PorJeffrey GogoJeffrey Gogo
Tempo de leitura: 2 minutos
Humano
  • Desde que o dispositivo Ai Pin foi lançado em abril, a Humane registrou mais devoluções do que vendas.
  • Até junho, apenas 8.000 unidades não haviam sido devolvidas à empresa.
  • Até o momento, restam apenas 7.000 unidades com os clientes da Humane.

Desde que o dispositivo vestível de US$ 700 foi lançado em abril, a Humane registrou mais devoluções do que vendas do seu Ai Pin. Em junho, apenas 8.000 unidades não haviam sido devolvidas e, na quarta-feira, esse número havia caído 13%. Isso significa que restam apenas cerca de 7.000 unidades com os clientes. A informação foi divulgada inicialmente pelo The Verge, citando dados internos de vendas.

Segundo dados internos, a Humane vendeu US$ 9 milhões em Ai Pins e acessórios relacionados, dos quais mais de US$ 1 milhão foram devolvidos. Até o momento, a startup de São Francisco enviou cerca de 10.000 Ai Pins e acessórios. De acordo com relatos.

O lançamento da Humane recebe avaliações negativas 

A Humane esperava enviar 100.000 unidades de seu produto principal no primeiro ano. No entanto, seus planos foram frustrados após o dispositivo receber críticas desfavoráveis, com devoluções começando logo após o lançamento. Um crítico concluiu que o Ai Pin "é uma ideia interessante, mas completamente inacabada e totalmente falha de tantas maneiras inaceitáveis".

O renomado YouTuber de tecnologia Marques Brownlee descreveu o Ai Pin como o "pior produto já analisado". A situação piorou para a Humane. Em junho, a empresa alertou os usuários do Ai Pin para que parassem de usar o estojo de carregamento que acompanhava o dispositivo vestível sem tela devido a um "risco de incêndio".

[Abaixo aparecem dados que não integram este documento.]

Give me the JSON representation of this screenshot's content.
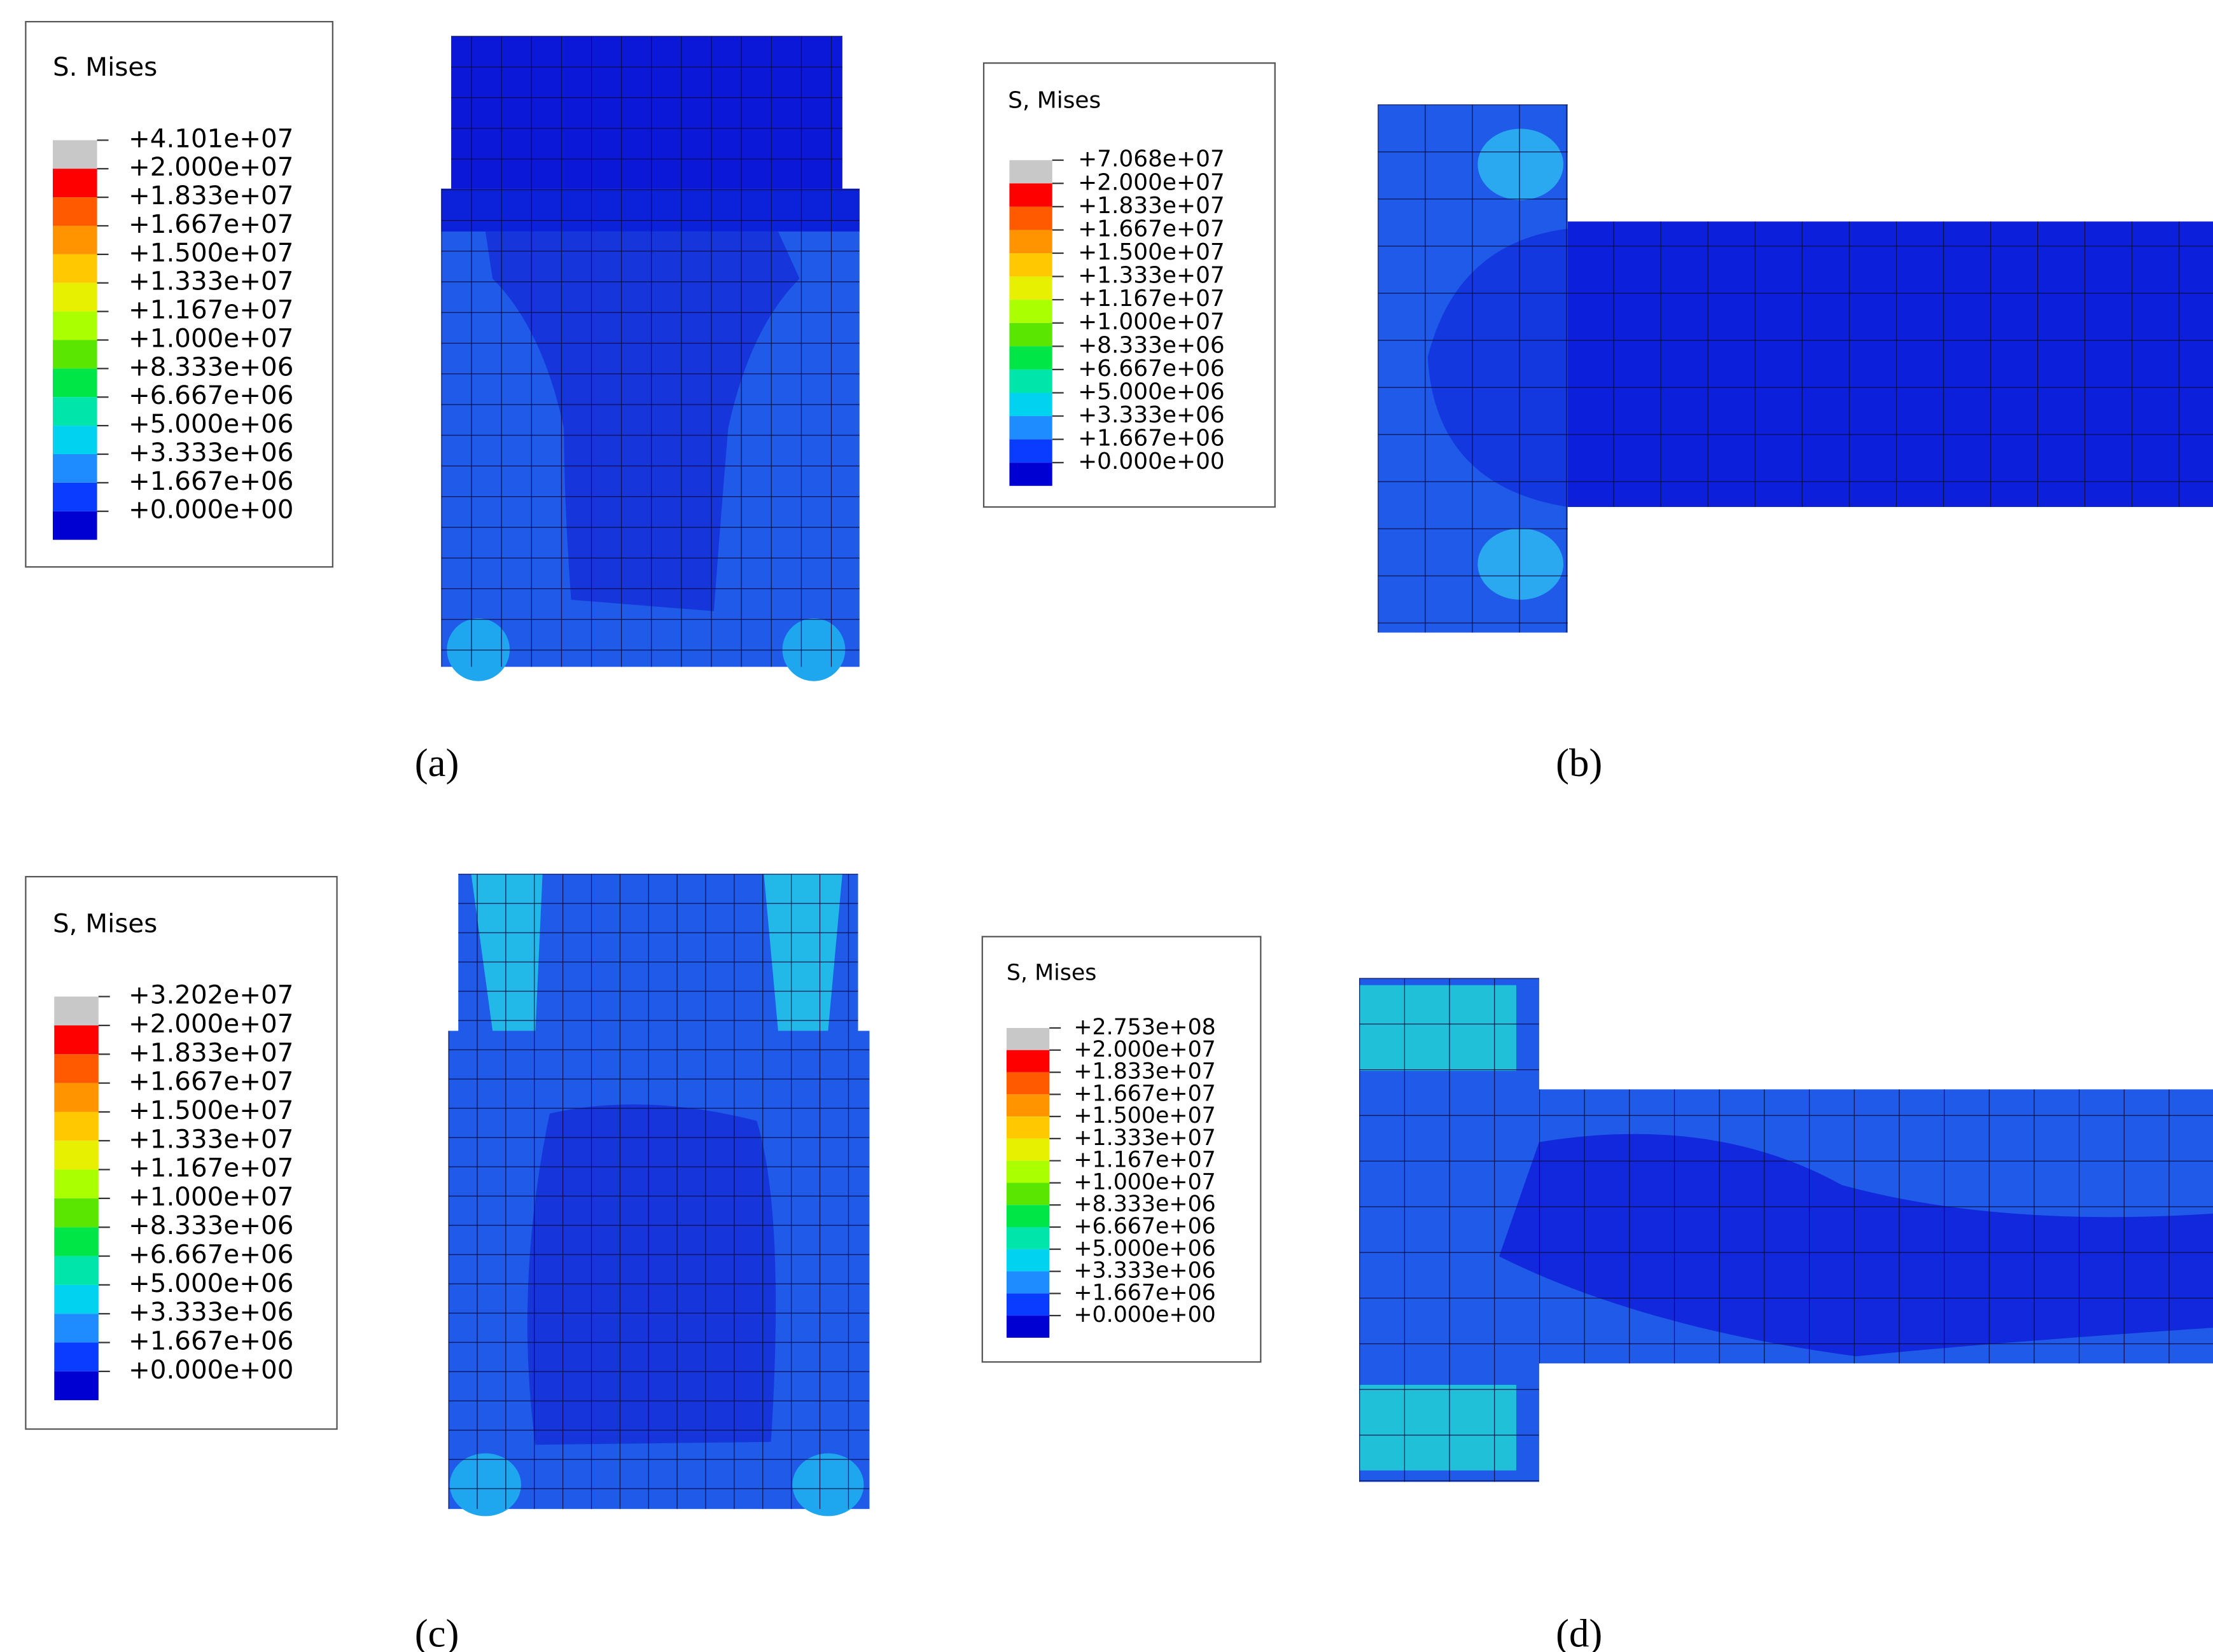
{
  "panels": [
    {
      "legend": {
        "title": "S. Mises",
        "labels": [
          "+4.101e+07",
          "+2.000e+07",
          "+1.833e+07",
          "+1.667e+07",
          "+1.500e+07",
          "+1.333e+07",
          "+1.167e+07",
          "+1.000e+07",
          "+8.333e+06",
          "+6.667e+06",
          "+5.000e+06",
          "+3.333e+06",
          "+1.667e+06",
          "+0.000e+00"
        ]
      },
      "caption": "(a)"
    },
    {
      "legend": {
        "title": "S, Mises",
        "labels": [
          "+7.068e+07",
          "+2.000e+07",
          "+1.833e+07",
          "+1.667e+07",
          "+1.500e+07",
          "+1.333e+07",
          "+1.167e+07",
          "+1.000e+07",
          "+8.333e+06",
          "+6.667e+06",
          "+5.000e+06",
          "+3.333e+06",
          "+1.667e+06",
          "+0.000e+00"
        ]
      },
      "caption": "(b)"
    },
    {
      "legend": {
        "title": "S, Mises",
        "labels": [
          "+3.202e+07",
          "+2.000e+07",
          "+1.833e+07",
          "+1.667e+07",
          "+1.500e+07",
          "+1.333e+07",
          "+1.167e+07",
          "+1.000e+07",
          "+8.333e+06",
          "+6.667e+06",
          "+5.000e+06",
          "+3.333e+06",
          "+1.667e+06",
          "+0.000e+00"
        ]
      },
      "caption": "(c)"
    },
    {
      "legend": {
        "title": "S, Mises",
        "labels": [
          "+2.753e+08",
          "+2.000e+07",
          "+1.833e+07",
          "+1.667e+07",
          "+1.500e+07",
          "+1.333e+07",
          "+1.167e+07",
          "+1.000e+07",
          "+8.333e+06",
          "+6.667e+06",
          "+5.000e+06",
          "+3.333e+06",
          "+1.667e+06",
          "+0.000e+00"
        ]
      },
      "caption": "(d)"
    }
  ]
}
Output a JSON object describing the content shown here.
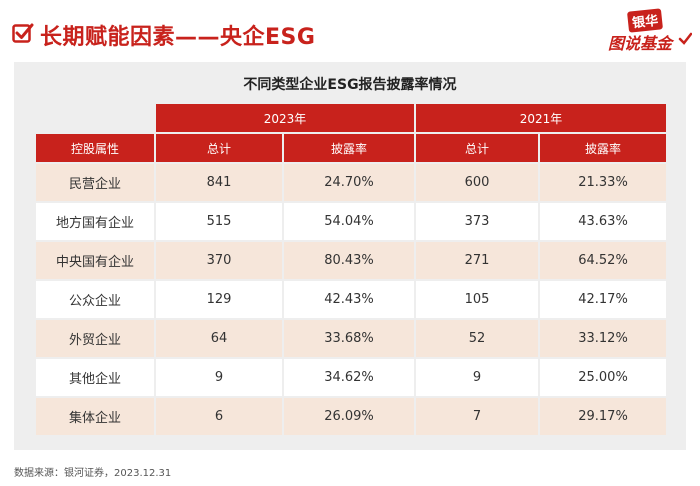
{
  "header": {
    "title": "长期赋能因素——央企ESG",
    "logo_top": "银华",
    "logo_bottom": "图说基金"
  },
  "table": {
    "title": "不同类型企业ESG报告披露率情况",
    "years": [
      "2023年",
      "2021年"
    ],
    "columns": [
      "控股属性",
      "总计",
      "披露率",
      "总计",
      "披露率"
    ],
    "rows": [
      [
        "民营企业",
        "841",
        "24.70%",
        "600",
        "21.33%"
      ],
      [
        "地方国有企业",
        "515",
        "54.04%",
        "373",
        "43.63%"
      ],
      [
        "中央国有企业",
        "370",
        "80.43%",
        "271",
        "64.52%"
      ],
      [
        "公众企业",
        "129",
        "42.43%",
        "105",
        "42.17%"
      ],
      [
        "外贸企业",
        "64",
        "33.68%",
        "52",
        "33.12%"
      ],
      [
        "其他企业",
        "9",
        "34.62%",
        "9",
        "25.00%"
      ],
      [
        "集体企业",
        "6",
        "26.09%",
        "7",
        "29.17%"
      ]
    ]
  },
  "footer": {
    "source": "数据来源：银河证券，2023.12.31"
  },
  "colors": {
    "accent": "#c8221c",
    "row_shade": "#f6e6da",
    "panel": "#eeeeee"
  }
}
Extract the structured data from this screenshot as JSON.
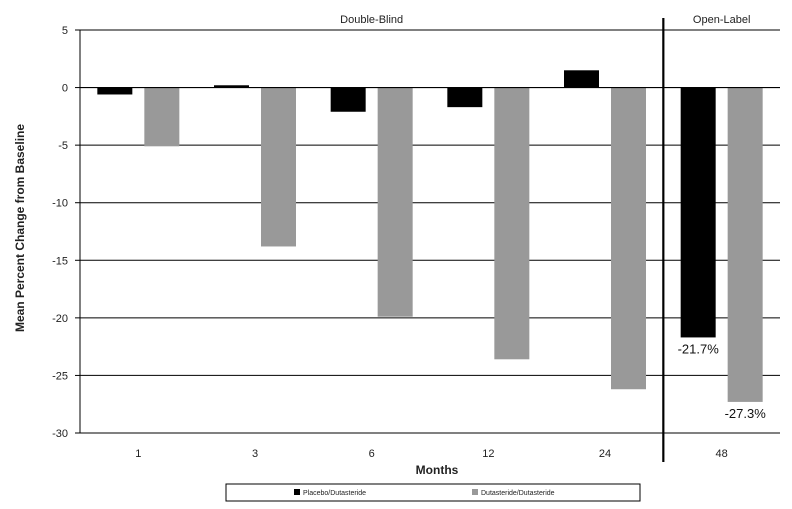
{
  "chart_data": {
    "type": "bar",
    "categories": [
      "1",
      "3",
      "6",
      "12",
      "24",
      "48"
    ],
    "series": [
      {
        "name": "Placebo/Dutasteride",
        "color": "#000000",
        "values": [
          -0.6,
          0.2,
          -2.1,
          -1.7,
          1.5,
          -21.7
        ]
      },
      {
        "name": "Dutasteride/Dutasteride",
        "color": "#999999",
        "values": [
          -5.1,
          -13.8,
          -19.9,
          -23.6,
          -26.2,
          -27.3
        ]
      }
    ],
    "xlabel": "Months",
    "ylabel": "Mean Percent Change from Baseline",
    "ylim": [
      -30,
      5
    ],
    "yticks": [
      5,
      0,
      -5,
      -10,
      -15,
      -20,
      -25,
      -30
    ],
    "grid": true,
    "legend_position": "bottom",
    "sections": [
      {
        "label": "Double-Blind",
        "categories": [
          "1",
          "3",
          "6",
          "12",
          "24"
        ]
      },
      {
        "label": "Open-Label",
        "categories": [
          "48"
        ]
      }
    ],
    "annotations": [
      {
        "text": "-21.7%",
        "series": 0,
        "category": "48"
      },
      {
        "text": "-27.3%",
        "series": 1,
        "category": "48"
      }
    ]
  }
}
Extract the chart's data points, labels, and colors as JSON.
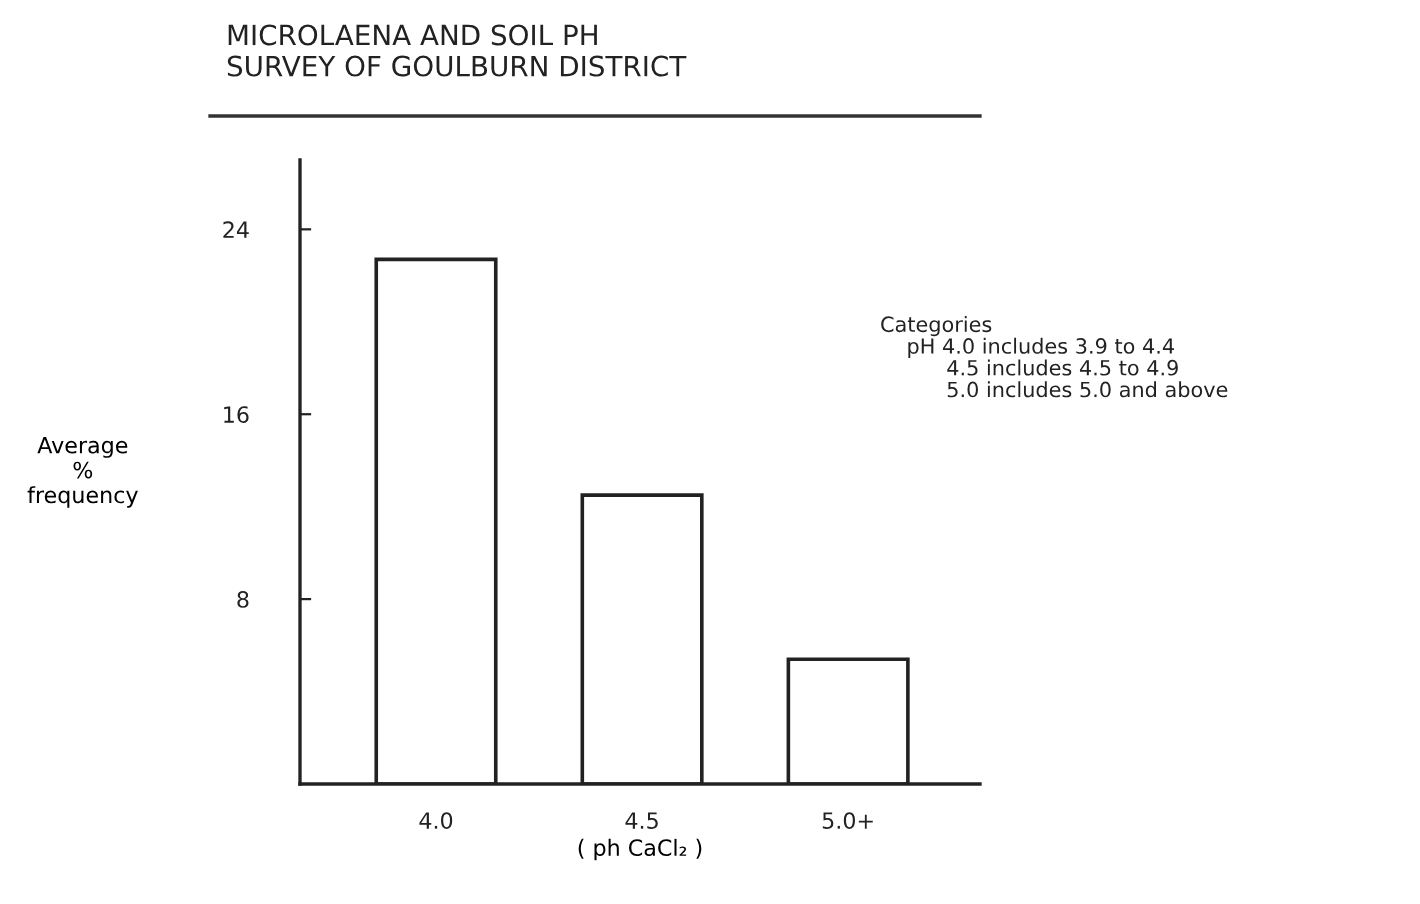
{
  "chart_data": {
    "type": "bar",
    "title": "MICROLAENA AND SOIL PH\nSURVEY OF GOULBURN DISTRICT",
    "xlabel": "( ph CaCl₂ )",
    "ylabel": "Average\n%\nfrequency",
    "categories": [
      "4.0",
      "4.5",
      "5.0+"
    ],
    "values": [
      22.7,
      12.5,
      5.4
    ],
    "color": "#ffffff",
    "ylim": [
      0,
      27
    ],
    "yticks": [
      8,
      16,
      24
    ],
    "grid": false,
    "annotations": [
      "Categories\n    pH 4.0 includes 3.9 to 4.4\n          4.5 includes 4.5 to 4.9\n          5.0 includes 5.0 and above"
    ]
  }
}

Os usuários também se mostraram relutantes em pagar o preço inicial de compra de US$ 700 pelo Pin, além de uma assinatura mensal de US$ 24 para um plano de dados ilimitado da T-Mobile que também inclui armazenamento em nuvem.

As vendas modestas da Humane contrastam fortemente com as estimativas aparentemente infladas dos fundadores sobre as capacidades do Ai Pin – promessas que renderam à empresa um financiamento de US$ 200 milhões de investidores, incluindo o CEO da OpenAI, Sam Altman.

Fundadores da Humane buscam vender a empresa em meio à turbulência 

O defeito na bateria não ajuda os fundadores em seus esforços para vender a empresa por um valor entre US$ 750 milhões e US$ 1 bilhão, após um lançamento conturbado. O New York Times noticiou em junho que a HP estava considerando comprar a empresa. A Humane foi fundada em 2018 por Imran Chaudhri e Bethany Bongiorno, um casal de veteranos da Apple.

A porta-voz da Humane, Zoz Cuccias, disse ao The Verge que havia imprecisões na reportagem, “incluindo os dados financeiros”. No entanto, ela se recusou a fornecer mais detalhes, dizendo: “Não comentamos dados financeiros e encaminharemos o assunto para nossa assessoria jurídica”.

O Ai Pin é um computador que se prende magneticamente à roupa do usuário e projeta informações na palma da mão, em vez de em uma tela. O dispositivo vem com dois carregadores portáteis, uma base de carregamento, um estojo de carregamento, um cabo e um adaptador. Segundo a Humane, o dispositivo foi projetado para ajudar as pessoas a aumentarem sua produtividade, usando comandos de voz para fazer chamadas, enviar mensagens de texto ou acessar informações da internet sem usar as mãos.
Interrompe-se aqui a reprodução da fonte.